What is the result of evaluating some_other_func(5)?

Problem 4

What is the result of evaluating the following calls:

  • yet_another_func(0),

  • yet_another_func(1),

  • yet_another_func(5),

  • yet_another_func(15)?

1.6.3. Practice Problem Solutions

Problem 1

  • Any call to some_func with a value less than zero (e.g. some_func(-1)) will raise a TypeError.

  • The some_func(0) will raise a ZeroDivisionError.

  • Any call with a value between one and nine (inclusive) (e.g. some_func(5)) will raise an AssertionError.

  • Any call with a value greater than or equal to ten (e.g. some_func(20)) will not raise an exception and will return the string 'some_func does not raise an exception'.

Problem 2

  • Any call to some_other_func with a value greater than or equal to nine (e.g. some_other_func(9) return the string 'some_func does not raise an exception'. The call to some_func in the body of the try block of some_other_func does not raise an exception and so, none of the exception handlers are executed and and some_other_func executes the final return statement.

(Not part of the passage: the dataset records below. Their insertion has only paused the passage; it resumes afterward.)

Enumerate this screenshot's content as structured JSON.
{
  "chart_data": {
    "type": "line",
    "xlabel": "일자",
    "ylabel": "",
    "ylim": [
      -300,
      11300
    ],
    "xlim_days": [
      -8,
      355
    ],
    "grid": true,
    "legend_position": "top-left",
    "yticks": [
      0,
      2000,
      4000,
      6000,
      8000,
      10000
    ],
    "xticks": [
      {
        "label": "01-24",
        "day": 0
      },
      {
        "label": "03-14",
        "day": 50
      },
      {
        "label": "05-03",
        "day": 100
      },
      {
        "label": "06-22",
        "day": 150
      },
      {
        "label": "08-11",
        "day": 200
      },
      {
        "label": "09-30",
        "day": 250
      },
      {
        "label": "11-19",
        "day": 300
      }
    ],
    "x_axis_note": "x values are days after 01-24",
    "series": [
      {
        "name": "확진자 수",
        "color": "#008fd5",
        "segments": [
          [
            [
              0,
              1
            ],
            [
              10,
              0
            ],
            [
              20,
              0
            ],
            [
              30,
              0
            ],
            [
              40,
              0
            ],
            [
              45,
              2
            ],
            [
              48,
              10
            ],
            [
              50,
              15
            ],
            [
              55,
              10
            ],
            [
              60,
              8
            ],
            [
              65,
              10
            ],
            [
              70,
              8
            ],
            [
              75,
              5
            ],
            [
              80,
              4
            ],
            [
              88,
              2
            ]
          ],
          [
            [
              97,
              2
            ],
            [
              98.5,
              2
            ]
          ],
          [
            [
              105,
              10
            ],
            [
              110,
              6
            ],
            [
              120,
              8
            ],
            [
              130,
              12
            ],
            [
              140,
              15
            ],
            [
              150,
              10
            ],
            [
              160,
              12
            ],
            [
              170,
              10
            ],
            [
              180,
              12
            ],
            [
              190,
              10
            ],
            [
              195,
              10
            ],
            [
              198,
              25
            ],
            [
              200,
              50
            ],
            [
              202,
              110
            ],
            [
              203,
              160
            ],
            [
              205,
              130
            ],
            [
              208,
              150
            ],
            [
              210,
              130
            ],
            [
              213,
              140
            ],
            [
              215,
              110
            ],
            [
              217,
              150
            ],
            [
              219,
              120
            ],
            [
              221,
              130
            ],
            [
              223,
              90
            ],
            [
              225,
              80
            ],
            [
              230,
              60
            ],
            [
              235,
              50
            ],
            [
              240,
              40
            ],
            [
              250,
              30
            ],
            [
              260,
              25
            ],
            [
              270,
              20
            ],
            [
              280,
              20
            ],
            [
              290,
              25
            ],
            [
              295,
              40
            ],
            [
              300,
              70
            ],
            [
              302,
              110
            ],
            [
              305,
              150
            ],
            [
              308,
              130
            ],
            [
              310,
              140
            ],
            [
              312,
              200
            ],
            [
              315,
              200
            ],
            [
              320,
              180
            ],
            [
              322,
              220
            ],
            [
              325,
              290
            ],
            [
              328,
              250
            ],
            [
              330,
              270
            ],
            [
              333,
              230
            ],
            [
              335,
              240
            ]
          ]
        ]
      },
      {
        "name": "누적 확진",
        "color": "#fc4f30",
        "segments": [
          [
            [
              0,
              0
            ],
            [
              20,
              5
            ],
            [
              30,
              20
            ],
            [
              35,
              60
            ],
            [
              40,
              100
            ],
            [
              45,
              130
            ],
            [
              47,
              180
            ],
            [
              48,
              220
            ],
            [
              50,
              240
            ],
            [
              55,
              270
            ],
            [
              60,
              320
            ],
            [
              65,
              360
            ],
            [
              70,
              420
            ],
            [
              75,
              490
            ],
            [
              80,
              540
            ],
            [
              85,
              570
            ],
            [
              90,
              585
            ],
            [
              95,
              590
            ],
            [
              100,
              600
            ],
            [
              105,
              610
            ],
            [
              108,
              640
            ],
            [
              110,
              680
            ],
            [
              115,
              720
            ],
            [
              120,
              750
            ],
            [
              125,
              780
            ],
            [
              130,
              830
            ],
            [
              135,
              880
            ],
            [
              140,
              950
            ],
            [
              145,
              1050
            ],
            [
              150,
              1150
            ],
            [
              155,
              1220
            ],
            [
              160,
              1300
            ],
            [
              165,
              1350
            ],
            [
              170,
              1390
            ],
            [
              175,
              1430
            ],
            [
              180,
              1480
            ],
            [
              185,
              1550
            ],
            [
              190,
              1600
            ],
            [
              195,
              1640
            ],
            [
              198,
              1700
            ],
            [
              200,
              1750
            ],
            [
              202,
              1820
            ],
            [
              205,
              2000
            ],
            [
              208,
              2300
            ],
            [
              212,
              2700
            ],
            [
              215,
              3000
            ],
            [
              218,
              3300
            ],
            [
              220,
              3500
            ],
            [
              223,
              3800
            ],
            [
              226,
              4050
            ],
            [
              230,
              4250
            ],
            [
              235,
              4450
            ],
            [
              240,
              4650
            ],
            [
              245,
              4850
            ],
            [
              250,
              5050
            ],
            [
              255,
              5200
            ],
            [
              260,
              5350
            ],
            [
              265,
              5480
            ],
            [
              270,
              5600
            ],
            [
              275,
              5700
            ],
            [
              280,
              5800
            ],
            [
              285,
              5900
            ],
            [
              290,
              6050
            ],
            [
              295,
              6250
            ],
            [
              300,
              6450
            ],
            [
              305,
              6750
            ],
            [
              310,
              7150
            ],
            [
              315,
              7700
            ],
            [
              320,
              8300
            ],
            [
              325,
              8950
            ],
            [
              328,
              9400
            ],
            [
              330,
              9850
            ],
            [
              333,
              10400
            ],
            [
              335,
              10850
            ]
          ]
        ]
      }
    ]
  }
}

  • Any call with a value less than -1 (e.g. some_other_func(-2)) will return 'Caught TypeError in some_other_func'. The call to some_func in the try block will raise a TypeError. Since the error is not caught by some_func it is propagated to some_other_func where it is caught by the exception handler. The exception handler returns the string.

  • The call some_other_func(-1) will return 'Caught ZeroDivisionError in some_other_func'. The call to some_func in the try block will raise a ZeroDivisionError. Since the error is not caught by some_func it is propagated to some_other_func where it is caught by the exception handler. The exception handler returns the string.

Problem 3

>>> some_other_func(5)
Traceback (most recent call last):
  File "<stdin>", line 1, in <module>
  File "<stdin>", line 4, in some_other_func
  File "<stdin>", line 11, in some_func
AssertionError

This function raises an exception because the call to some_func raises an AssertionError and neither some_func nor some_other_func catch that type of exception, so it is propagated to top-level.

Problem 4

Each call to yet_another_func calls some_other_func, which in turn calls some_func. Some of the calls to some_func raise exceptions, others do not.

>>> yet_another_func(0)
'Caught TypeError in some_other_func'

In this case, the call to some_func raises a TypeError, which caught and handled by the TypeError clause the try block in some_other_func. That handler has a normal return statement, so the call to some_other_func finishes normally and the try block in yet_another_func finishes normally.

>>> yet_another_func(1)
'Caught ZeroDivisionError in some_other_func'

Similar to the previous example, the exception, ZeroDivisionError, is handled by some_other_func.

>>> yet_another_func(5)
'Caught  in yet_another_func'

In this case, the call to some_func raises an AssertionError. That error is not caught in either some_func or some_other_func and so, it is propagated to the try block in yet_other_func, where it is caught and handled by the Exception clause.

>>> yet_another_func(15)
'some_func does not raise an exception'

This call does not raise any exceptions.